Abstract

With the long term aim of preparing synthetic macromolecules that mimic the folding actions of natural biomacromolecules, a single synthetic polymer chain containing two distinct and orthogonal hydrogen bonding recognition motifs has been synthesized using an atom transfer radical polymerization (ATRP) and orthogonal ligation strategy. The hydrogen bonding recognition units, based on both three-point thymine (Thy)–diaminopyridine (DAP) and six-point cyanuric acid (CA)–Hamilton wedge (HW) interactions, induced—at low concentrations—a single chain self-folding process.
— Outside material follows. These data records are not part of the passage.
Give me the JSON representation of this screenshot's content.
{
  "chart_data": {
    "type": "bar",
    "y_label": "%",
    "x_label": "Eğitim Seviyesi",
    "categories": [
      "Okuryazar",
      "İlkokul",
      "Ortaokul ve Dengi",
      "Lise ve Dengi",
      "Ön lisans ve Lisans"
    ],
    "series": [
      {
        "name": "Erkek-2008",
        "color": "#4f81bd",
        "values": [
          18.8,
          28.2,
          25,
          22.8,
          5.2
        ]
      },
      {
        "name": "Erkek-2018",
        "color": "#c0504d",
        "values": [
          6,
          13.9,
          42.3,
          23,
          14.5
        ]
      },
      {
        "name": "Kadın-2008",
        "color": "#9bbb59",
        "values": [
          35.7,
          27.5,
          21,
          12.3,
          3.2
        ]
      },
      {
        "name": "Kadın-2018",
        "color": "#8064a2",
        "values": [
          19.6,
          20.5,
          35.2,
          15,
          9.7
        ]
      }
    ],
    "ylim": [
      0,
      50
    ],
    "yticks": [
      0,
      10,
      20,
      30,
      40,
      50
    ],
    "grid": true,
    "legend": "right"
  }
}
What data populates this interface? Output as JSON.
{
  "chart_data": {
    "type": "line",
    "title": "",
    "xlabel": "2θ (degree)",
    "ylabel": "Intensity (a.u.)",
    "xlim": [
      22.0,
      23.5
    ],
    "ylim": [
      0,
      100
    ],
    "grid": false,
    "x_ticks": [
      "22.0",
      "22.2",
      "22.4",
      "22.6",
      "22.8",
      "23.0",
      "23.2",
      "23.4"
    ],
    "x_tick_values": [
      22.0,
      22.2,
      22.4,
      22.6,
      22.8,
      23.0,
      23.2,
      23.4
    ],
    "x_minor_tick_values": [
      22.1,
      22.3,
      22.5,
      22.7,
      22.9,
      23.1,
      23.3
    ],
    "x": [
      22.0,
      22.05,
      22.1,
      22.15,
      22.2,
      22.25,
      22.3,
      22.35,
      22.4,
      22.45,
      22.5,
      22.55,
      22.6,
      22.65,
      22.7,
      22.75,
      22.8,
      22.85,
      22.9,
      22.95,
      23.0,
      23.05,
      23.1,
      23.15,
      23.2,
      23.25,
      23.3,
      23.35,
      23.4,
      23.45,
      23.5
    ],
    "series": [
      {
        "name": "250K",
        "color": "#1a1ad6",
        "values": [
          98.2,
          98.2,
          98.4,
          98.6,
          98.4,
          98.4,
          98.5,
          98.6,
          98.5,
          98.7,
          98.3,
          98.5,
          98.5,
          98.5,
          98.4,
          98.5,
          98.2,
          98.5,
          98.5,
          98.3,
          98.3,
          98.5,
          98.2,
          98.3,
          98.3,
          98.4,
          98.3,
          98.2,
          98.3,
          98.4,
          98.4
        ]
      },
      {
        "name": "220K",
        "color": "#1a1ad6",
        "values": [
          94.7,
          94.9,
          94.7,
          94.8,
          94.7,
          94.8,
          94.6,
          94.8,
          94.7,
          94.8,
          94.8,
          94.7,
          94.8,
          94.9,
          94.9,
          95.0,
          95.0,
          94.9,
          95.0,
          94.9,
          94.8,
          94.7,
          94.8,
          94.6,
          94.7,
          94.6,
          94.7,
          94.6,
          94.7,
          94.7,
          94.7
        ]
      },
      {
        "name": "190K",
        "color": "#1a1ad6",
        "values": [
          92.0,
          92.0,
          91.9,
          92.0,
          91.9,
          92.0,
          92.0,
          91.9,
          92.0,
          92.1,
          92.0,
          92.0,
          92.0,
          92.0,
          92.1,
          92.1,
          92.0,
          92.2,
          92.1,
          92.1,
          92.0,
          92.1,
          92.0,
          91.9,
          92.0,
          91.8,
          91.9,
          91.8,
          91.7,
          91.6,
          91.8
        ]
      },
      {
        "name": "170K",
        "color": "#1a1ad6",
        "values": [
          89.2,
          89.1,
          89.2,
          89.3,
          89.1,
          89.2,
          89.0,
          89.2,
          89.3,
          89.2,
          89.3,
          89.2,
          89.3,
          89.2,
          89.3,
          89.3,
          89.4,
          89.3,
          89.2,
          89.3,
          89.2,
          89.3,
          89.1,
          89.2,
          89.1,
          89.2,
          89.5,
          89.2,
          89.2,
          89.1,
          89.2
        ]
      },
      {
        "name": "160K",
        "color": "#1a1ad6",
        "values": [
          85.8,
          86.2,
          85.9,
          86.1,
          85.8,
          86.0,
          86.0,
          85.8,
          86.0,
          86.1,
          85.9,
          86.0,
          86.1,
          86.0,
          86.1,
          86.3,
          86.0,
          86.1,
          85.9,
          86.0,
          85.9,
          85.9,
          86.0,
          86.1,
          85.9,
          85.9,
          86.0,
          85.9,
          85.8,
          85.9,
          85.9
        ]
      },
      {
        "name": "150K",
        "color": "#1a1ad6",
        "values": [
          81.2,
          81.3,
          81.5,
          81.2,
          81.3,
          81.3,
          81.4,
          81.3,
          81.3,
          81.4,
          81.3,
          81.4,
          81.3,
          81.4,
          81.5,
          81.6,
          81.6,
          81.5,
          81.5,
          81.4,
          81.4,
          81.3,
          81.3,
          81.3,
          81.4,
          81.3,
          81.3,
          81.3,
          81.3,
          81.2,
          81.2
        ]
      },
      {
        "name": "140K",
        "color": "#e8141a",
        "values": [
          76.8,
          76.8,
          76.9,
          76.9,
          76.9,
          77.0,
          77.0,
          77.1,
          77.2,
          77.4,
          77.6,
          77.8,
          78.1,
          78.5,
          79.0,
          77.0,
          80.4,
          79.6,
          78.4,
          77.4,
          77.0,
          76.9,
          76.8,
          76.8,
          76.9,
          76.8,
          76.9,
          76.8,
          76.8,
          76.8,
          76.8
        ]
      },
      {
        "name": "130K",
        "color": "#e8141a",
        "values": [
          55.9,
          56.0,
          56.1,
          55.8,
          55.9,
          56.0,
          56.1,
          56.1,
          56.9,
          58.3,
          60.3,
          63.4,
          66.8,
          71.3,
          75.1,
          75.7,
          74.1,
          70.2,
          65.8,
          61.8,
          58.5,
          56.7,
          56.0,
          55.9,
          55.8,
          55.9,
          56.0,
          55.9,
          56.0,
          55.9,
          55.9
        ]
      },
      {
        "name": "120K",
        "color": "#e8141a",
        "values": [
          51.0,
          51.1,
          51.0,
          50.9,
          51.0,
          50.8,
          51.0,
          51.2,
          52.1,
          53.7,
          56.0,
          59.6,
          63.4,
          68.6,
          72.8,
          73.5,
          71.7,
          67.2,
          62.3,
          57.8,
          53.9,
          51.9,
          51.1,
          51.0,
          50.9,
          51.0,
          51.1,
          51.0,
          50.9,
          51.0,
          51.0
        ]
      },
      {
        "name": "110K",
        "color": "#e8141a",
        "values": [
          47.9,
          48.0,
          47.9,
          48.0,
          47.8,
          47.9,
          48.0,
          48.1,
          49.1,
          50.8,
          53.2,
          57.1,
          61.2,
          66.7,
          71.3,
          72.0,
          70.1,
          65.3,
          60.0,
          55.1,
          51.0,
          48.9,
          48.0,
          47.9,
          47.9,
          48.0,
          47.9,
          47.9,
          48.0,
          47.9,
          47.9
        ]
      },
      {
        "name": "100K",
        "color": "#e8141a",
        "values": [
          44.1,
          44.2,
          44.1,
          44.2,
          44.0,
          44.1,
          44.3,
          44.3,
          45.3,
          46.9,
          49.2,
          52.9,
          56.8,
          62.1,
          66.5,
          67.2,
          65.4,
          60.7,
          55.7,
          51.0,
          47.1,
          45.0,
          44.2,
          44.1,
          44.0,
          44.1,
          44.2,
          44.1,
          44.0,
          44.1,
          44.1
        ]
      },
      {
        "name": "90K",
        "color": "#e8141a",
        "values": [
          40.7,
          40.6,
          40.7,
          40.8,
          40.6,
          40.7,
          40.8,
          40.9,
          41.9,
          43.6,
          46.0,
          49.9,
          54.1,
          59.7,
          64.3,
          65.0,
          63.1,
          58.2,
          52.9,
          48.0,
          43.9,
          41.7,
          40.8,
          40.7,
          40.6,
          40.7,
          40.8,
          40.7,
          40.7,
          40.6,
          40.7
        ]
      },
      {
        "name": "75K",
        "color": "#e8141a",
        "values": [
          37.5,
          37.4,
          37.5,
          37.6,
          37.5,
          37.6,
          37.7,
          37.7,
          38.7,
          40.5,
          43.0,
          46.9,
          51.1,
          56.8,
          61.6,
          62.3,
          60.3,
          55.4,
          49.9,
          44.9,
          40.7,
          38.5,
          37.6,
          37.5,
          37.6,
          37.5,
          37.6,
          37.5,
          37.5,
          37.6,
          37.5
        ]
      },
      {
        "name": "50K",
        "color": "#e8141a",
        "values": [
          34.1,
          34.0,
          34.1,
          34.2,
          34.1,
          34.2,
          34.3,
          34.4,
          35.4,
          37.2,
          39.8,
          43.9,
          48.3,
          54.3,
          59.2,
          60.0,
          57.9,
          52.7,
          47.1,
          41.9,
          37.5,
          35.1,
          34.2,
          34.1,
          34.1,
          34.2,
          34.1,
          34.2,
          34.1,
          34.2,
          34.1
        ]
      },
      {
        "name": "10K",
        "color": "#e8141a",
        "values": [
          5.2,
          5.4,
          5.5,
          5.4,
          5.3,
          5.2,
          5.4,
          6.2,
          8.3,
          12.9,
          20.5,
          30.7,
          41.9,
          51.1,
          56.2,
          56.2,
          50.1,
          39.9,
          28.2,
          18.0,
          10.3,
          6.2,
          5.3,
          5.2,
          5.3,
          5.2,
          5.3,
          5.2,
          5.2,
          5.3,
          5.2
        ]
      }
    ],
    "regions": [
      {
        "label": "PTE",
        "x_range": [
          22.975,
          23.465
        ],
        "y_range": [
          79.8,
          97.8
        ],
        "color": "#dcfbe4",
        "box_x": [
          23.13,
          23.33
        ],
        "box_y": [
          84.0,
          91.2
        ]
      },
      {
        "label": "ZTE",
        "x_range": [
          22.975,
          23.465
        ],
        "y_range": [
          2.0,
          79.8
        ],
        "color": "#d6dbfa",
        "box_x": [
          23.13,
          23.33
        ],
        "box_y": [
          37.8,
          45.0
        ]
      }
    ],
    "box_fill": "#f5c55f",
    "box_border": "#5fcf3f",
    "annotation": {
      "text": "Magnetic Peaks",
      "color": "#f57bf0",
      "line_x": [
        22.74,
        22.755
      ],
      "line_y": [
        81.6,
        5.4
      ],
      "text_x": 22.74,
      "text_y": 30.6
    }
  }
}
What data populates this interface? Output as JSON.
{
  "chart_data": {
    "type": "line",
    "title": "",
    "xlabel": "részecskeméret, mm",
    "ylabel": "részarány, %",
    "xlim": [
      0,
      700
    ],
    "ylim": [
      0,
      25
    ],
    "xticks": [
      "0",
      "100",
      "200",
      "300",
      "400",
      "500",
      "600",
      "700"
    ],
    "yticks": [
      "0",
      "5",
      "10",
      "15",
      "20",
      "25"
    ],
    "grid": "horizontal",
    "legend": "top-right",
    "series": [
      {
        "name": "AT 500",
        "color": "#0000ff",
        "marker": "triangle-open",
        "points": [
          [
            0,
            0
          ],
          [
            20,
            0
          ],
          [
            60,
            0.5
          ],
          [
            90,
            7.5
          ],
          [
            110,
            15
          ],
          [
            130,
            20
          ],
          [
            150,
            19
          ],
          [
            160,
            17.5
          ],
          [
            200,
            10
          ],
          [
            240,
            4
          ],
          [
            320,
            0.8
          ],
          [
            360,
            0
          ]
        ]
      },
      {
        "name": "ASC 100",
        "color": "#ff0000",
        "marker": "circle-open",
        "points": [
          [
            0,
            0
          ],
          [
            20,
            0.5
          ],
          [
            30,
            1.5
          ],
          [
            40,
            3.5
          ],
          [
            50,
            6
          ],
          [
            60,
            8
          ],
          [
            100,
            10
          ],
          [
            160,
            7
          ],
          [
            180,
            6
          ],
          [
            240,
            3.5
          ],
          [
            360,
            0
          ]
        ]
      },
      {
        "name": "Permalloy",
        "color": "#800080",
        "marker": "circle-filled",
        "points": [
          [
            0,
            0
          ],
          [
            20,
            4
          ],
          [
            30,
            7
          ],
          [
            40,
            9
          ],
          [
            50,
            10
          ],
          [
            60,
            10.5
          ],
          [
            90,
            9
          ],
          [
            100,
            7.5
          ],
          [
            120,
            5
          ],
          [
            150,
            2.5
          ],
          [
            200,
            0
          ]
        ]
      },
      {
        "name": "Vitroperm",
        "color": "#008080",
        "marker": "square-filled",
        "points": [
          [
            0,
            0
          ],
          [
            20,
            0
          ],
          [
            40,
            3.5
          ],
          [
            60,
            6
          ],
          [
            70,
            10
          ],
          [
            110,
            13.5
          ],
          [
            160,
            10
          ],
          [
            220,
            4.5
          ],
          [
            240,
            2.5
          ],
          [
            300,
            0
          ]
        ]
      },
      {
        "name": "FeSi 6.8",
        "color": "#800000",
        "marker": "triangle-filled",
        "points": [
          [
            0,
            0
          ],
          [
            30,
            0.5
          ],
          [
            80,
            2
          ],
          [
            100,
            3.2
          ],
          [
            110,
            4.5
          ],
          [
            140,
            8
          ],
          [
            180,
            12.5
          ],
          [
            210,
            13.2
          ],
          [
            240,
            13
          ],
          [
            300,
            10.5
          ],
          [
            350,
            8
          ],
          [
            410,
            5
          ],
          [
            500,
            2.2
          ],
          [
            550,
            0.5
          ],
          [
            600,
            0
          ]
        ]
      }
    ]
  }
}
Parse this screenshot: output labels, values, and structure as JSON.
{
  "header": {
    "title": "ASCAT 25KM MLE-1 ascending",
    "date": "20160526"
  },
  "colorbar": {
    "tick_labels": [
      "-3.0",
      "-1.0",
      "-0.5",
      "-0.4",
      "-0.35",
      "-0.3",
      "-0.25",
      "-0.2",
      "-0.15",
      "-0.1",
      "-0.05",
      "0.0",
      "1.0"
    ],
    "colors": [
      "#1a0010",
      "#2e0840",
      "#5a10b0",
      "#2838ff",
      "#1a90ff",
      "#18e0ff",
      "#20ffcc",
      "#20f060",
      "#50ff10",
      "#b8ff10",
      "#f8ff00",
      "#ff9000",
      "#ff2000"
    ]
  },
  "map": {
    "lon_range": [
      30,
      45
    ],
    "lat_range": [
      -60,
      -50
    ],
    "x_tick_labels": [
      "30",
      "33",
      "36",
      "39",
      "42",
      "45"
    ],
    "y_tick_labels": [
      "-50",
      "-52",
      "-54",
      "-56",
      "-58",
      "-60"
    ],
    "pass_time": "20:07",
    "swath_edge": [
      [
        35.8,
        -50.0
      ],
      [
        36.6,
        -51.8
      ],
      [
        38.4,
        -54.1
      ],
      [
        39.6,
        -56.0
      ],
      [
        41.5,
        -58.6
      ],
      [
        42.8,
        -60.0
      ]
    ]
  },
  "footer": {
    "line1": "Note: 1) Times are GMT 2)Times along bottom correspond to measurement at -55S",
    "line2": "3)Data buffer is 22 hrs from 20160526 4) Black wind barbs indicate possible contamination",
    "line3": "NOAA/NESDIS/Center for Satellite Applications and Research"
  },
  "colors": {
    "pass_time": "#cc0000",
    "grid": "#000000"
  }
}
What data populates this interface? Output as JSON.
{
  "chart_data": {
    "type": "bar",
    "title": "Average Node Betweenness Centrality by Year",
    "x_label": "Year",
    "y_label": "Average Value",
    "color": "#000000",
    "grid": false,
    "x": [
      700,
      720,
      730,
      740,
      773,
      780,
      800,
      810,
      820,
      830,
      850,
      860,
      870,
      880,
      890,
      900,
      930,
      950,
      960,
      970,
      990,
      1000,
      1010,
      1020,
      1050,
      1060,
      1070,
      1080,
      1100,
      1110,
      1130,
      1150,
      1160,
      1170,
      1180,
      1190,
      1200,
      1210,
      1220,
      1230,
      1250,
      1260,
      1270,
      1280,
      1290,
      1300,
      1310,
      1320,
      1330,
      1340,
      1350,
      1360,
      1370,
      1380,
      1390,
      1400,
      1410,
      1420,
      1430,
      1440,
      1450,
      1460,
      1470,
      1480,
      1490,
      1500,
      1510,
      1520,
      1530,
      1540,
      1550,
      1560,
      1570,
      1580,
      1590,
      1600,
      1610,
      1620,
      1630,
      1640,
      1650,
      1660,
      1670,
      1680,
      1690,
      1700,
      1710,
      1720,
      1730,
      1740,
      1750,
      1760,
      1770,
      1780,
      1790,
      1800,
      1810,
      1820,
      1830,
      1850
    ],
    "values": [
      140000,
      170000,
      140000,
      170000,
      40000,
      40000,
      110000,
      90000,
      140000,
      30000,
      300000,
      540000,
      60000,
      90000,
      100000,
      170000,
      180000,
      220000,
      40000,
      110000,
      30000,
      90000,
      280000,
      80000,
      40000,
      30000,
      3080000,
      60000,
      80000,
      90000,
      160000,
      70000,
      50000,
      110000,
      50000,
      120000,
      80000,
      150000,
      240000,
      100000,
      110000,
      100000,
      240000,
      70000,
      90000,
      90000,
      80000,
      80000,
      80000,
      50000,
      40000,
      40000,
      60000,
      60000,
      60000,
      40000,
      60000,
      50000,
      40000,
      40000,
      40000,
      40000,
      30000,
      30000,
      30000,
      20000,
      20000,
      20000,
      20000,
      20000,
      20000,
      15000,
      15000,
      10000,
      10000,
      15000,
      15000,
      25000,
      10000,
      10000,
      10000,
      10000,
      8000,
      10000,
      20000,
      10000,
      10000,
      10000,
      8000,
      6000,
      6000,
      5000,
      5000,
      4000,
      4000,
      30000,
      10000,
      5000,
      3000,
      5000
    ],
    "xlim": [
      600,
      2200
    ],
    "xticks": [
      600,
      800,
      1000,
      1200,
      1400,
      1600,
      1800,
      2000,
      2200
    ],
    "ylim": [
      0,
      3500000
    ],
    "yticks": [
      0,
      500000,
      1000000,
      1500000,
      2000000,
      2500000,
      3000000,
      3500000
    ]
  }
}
The self-assembly process was monitored—initially between small molecule models—by proton nuclear magnetic resonance (1H NMR) spectroscopy, revealing full orthogonality of the two recognition pairs, HW–CA and Thy–DAP. Dynamic as well as static light scattering (DLS and SLS) analyses of the macromolecular self-assembly systems provide unambiguous evidence for the hydrogen-bonding interactions between both the Thy–DAP and CA–HW units leading to well-defined dual point single chain self-folding, indicating that more complex single chain self-assemblies based on synthetic polymers should be able to mimic—on a simplified level—the folding actions of natural biomacromolecules. The reversibility of the self-folding action depends on temperature as confirmed via1H-NMR spectroscopy in [D2]tetrachloroethane.